Cohen & Wollack and Epton, McCarthy, Bohling & Druth, of Chicago (Ray Jeffrey Cohen and Bernard E. Epton, of counsel), for appellee.

MR. JUSTICE BURMAN

delivered the opinion of the court.

This is an action prosecuted by an administratrix for personal injuries sustained by plaintiff’s decedent in a collision between the decedent’s automobile and defendant’s taxicab on February 1, 1962. The original complaint was filed by Gustave Vilardo on September 7, 1962. He was later killed in a train accident on February 10, 1966. His wife was appointed administratrix of his estate and substituted as the plaintiff in this suit. The jury returned a verdict for the plaintiff in the amount of $2,200 upon which the court entered judgment and the defendant appeals. It is the defendant’s sole contention, on appeal, that there was no evidence of injury to the plaintiff resulting from the accident and thus no damages for personal injuries could be awarded.
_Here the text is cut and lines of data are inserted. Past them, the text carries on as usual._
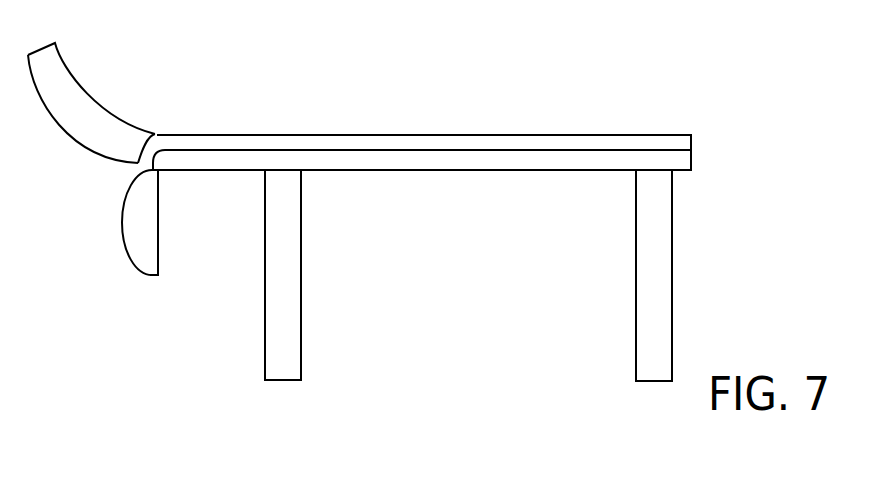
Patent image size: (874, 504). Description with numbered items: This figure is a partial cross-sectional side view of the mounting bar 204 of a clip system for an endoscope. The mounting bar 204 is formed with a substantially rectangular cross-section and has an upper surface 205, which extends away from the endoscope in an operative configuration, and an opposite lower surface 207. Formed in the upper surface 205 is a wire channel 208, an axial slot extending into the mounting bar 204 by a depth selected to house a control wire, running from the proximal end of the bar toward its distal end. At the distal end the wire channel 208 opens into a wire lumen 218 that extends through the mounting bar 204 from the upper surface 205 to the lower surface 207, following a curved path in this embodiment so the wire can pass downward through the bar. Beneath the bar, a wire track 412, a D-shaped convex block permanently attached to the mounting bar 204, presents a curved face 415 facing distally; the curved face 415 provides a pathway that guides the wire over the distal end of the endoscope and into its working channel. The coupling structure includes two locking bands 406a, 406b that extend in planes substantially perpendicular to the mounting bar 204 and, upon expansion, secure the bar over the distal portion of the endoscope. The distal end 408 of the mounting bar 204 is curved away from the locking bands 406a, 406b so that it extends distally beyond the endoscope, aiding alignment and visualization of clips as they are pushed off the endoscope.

The mounting bar 204 is at (490, 135).
The upper surface 205 is at (329, 135).
The lower surface 207 is at (332, 171).
The wire channel 208 is at (199, 141).
The wire lumen 218 is at (153, 134).
The distal end 408 is at (57, 44).
The curved face 415 is at (122, 216).
The wire track 412 is at (131, 256).
The locking band 406a is at (282, 353).
The locking band 406b is at (653, 365).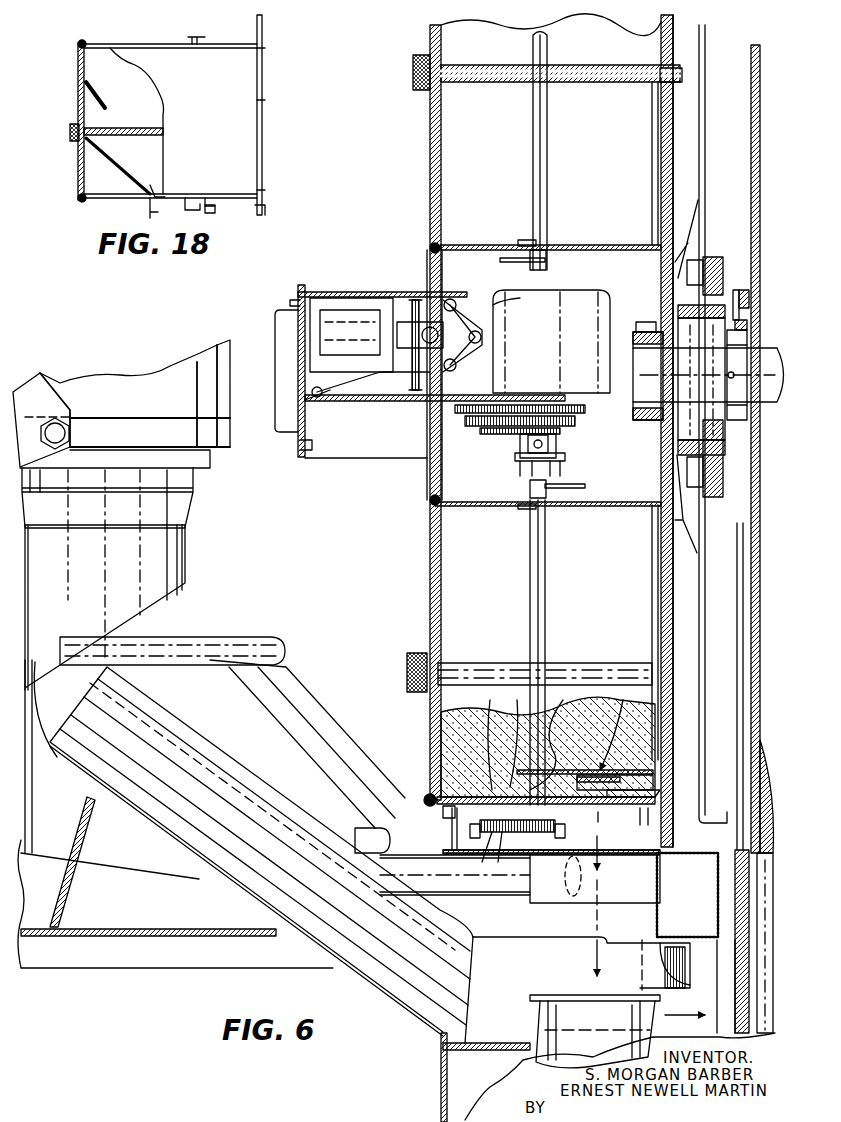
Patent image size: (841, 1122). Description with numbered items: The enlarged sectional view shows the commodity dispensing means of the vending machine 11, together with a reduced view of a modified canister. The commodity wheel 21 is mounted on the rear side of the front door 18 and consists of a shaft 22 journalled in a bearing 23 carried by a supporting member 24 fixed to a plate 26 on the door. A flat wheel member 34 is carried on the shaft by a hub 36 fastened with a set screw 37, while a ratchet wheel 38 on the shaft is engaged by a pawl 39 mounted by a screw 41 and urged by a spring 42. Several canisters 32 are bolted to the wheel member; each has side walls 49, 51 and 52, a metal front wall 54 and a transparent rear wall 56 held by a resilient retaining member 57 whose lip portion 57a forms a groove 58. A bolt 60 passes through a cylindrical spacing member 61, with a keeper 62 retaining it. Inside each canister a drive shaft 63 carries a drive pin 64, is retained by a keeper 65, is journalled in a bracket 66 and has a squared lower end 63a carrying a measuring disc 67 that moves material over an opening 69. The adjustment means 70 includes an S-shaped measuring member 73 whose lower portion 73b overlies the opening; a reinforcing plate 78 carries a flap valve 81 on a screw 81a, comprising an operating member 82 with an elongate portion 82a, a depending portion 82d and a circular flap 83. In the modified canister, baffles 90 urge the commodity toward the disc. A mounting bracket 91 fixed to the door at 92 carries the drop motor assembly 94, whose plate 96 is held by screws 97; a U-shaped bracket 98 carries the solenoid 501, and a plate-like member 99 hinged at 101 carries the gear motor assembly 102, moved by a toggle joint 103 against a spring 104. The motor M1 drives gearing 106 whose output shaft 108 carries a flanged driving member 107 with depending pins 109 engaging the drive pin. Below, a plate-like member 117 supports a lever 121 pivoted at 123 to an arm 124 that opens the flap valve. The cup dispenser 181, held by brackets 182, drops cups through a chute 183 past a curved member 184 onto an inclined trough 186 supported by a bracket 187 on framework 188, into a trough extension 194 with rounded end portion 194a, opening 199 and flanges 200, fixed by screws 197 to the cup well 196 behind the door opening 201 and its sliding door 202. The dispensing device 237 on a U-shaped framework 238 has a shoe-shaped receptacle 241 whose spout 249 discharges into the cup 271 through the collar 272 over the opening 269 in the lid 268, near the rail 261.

In FIG. 6, the apparatus 11 is at (778, 75).
In FIG. 6, the front door 18 is at (762, 162).
In FIG. 6, the commodity wheel 21 is at (428, 148).
In FIG. 6, the shaft 22 is at (770, 357).
In FIG. 6, the bearing 23 is at (701, 380).
In FIG. 6, the supporting member 24 is at (728, 432).
In FIG. 6, the plate 26 is at (707, 162).
In FIG. 18, the canister 32 is at (170, 122).
In FIG. 18, the wheel member 34 is at (262, 122).
In FIG. 6, the wheel member 34 is at (675, 118).
In FIG. 6, the hub 36 is at (646, 420).
In FIG. 6, the set screw 37 is at (660, 330).
In FIG. 6, the ratchet wheel 38 is at (748, 410).
In FIG. 6, the pawl 39 is at (748, 325).
In FIG. 6, the screw 41 is at (742, 300).
In FIG. 6, the spring 42 is at (740, 290).
In FIG. 6, the side wall 49 is at (615, 245).
In FIG. 6, the side wall 51 is at (545, 162).
In FIG. 6, the side wall 52 is at (443, 826).
In FIG. 6, the front wall 54 is at (660, 167).
In FIG. 18, the rear wall 56 is at (78, 98).
In FIG. 6, the rear wall 56 is at (430, 178).
In FIG. 18, the retaining member 57 is at (78, 200).
In FIG. 6, the retaining member 57 is at (430, 250).
In FIG. 6, the lip portion 57a is at (428, 790).
In FIG. 6, the groove 58 is at (424, 800).
In FIG. 18, the bolt 60 is at (70, 134).
In FIG. 6, the bolt 60 is at (413, 72).
In FIG. 18, the cylindrical spacing member 61 is at (150, 120).
In FIG. 6, the cylindrical spacing member 61 is at (525, 65).
In FIG. 6, the keeper 62 is at (662, 64).
In FIG. 6, the drive shaft 63 is at (547, 204).
In FIG. 6, the squared lower end 63a is at (511, 738).
In FIG. 6, the drive pin 64 is at (505, 262).
In FIG. 6, the keeper 65 is at (525, 240).
In FIG. 6, the bracket 66 is at (549, 737).
In FIG. 18, the measuring disc 67 is at (153, 192).
In FIG. 6, the measuring disc 67 is at (480, 740).
In FIG. 6, the opening 69 is at (604, 822).
In FIG. 6, the adjustment means 70 is at (623, 700).
In FIG. 6, the S-shaped measuring member 73 is at (653, 780).
In FIG. 6, the lower portion 73b is at (620, 790).
In FIG. 6, the reinforcing plate 78 is at (650, 806).
In FIG. 18, the flap valve 81 is at (213, 214).
In FIG. 6, the flap valve 81 is at (602, 860).
In FIG. 6, the screw 81a is at (565, 862).
In FIG. 6, the operating member 82 is at (478, 838).
In FIG. 6, the elongate portion 82a is at (565, 832).
In FIG. 6, the depending portion 82d is at (452, 840).
In FIG. 6, the circular flap 83 is at (645, 825).
In FIG. 18, the baffles 90 is at (92, 92).
In FIG. 6, the mounting bracket 91 is at (362, 458).
In FIG. 6, the end fixing point 92 is at (695, 512).
In FIG. 6, the drop motor assembly 94 is at (372, 270).
In FIG. 6, the plate 96 is at (305, 425).
In FIG. 6, the screws 97 is at (298, 300).
In FIG. 6, the U-shaped bracket 98 is at (411, 300).
In FIG. 6, the plate-like member 99 is at (380, 400).
In FIG. 6, the hinge 101 is at (325, 390).
In FIG. 6, the gear motor assembly 102 is at (610, 296).
In FIG. 6, the toggle joint 103 is at (485, 318).
In FIG. 6, the spring 104 is at (420, 335).
In FIG. 6, the gearing 106 is at (580, 408).
In FIG. 6, the flanged driving member 107 is at (560, 437).
In FIG. 6, the output shaft 108 is at (520, 444).
In FIG. 6, the depending pins 109 is at (525, 470).
In FIG. 6, the plate-like member 117 is at (508, 830).
In FIG. 6, the lever 121 is at (482, 855).
In FIG. 6, the pivot 123 is at (500, 856).
In FIG. 6, the arm 124 is at (570, 882).
In FIG. 6, the cup dispenser 181 is at (125, 385).
In FIG. 6, the brackets 182 is at (72, 404).
In FIG. 6, the chute 183 is at (184, 548).
In FIG. 6, the curved member 184 is at (50, 720).
In FIG. 6, the inclined trough 186 is at (192, 885).
In FIG. 6, the bracket 187 is at (68, 891).
In FIG. 6, the framework 188 is at (128, 965).
In FIG. 6, the trough extension 194 is at (530, 1036).
In FIG. 6, the rounded end portion 194a is at (668, 960).
In FIG. 6, the cup well 196 is at (443, 1093).
In FIG. 6, the screws 197 is at (540, 930).
In FIG. 6, the opening 199 is at (540, 1014).
In FIG. 6, the flanges 200 is at (580, 995).
In FIG. 6, the opening 201 is at (752, 910).
In FIG. 6, the sliding door 202 is at (717, 985).
In FIG. 6, the dispensing device 237 is at (318, 750).
In FIG. 6, the U-shaped framework 238 is at (136, 864).
In FIG. 6, the shoe-shaped receptacle 241 is at (292, 710).
In FIG. 6, the spout 249 is at (595, 885).
In FIG. 6, the rail 261 is at (200, 637).
In FIG. 6, the lid 268 is at (690, 853).
In FIG. 6, the opening 269 is at (660, 858).
In FIG. 6, the cup 271 is at (595, 1034).
In FIG. 6, the collar 272 is at (648, 908).
In FIG. 6, the solenoid 501 is at (345, 310).
In FIG. 6, the motor M1 is at (532, 344).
According to the evidence, the defendant’s taxicab driver drove around a double-parked car and then attempted to return to his lane. Because of snow and ice, the rear of his cab smashed into the front of the plaintiff’s car which had been stopped and was not moving. When plaintiff left his car, he was holding his head. The front part of plaintiff’s car was badly damaged. Plaintiff’s wife testified that when he left home the morning of the accident he was very well. When she saw him later in the day, he was in a hospital and appeared nervous and upset. He remained in the hospital for five days. His doctor examined him at the hospital for a *64week thereafter. He was home from work for about two weeks after he left the hospital and to a certain extent was bedridden. His wife gave him pills prescribed by the doctor.
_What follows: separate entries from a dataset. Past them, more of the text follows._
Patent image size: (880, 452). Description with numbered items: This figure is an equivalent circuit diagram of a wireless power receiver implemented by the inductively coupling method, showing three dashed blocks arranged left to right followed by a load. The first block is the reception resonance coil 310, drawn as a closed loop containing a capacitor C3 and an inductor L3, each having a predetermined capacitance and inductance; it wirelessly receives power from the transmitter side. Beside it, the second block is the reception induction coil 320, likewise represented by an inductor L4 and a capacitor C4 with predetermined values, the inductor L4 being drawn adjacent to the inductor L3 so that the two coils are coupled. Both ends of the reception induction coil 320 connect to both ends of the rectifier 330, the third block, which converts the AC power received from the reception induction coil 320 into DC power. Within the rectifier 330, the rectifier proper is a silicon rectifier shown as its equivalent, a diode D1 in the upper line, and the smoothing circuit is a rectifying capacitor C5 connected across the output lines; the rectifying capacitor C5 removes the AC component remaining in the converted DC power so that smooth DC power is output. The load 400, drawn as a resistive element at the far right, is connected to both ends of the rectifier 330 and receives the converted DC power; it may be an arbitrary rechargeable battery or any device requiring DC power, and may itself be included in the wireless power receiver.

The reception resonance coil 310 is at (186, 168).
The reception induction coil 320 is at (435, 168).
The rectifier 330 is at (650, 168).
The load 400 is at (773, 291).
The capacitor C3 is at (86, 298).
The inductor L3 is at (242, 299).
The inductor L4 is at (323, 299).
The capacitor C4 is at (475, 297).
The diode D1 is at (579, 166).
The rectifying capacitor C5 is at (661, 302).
The defendant argues that the facts that the plaintiff’s decedent was in a hospital, incurred medical bills, lost time from work and took pain pills, were not shown by the evidence to be connected to the accident. We are not in accord with this contention. The jury could find that plaintiff’s decedent who was in good health, was hospitalized shortly after a violent automobile collision. The jury could also find that the decedent was in the hospital for five days, remained away from work for two weeks and took pain pills as a result of the accident.

Evidence of a condition of good health prior to an accident and illness and poor health immediately following it, is sufficient evidence from which a jury may legitimately conclude that the latter condition was caused by the accident. Roewe v. Lombardo, 76 Ill App2d 164, 174, 221 NE2d 521, 526; Knipping v. Chicago Tel. Co., 184 Ill App 48. Plaintiff was not required to disprove every alternative hypothesis suggesting a cause other than negligence in order to recover. May v. Columbian Rope Co., 40 Ill App2d 264, 273, 189 NE2d 394, 398. We hold that plaintiff presented sufficient evidence of injuries and damages sustained by plaintiff’s decedent as a result of the accident to support the jury’s verdict.

The judgment of the Circuit Court is therefore affirmed.

Affirmed.

ADESKO, P. J. and MURPHY, J., concur.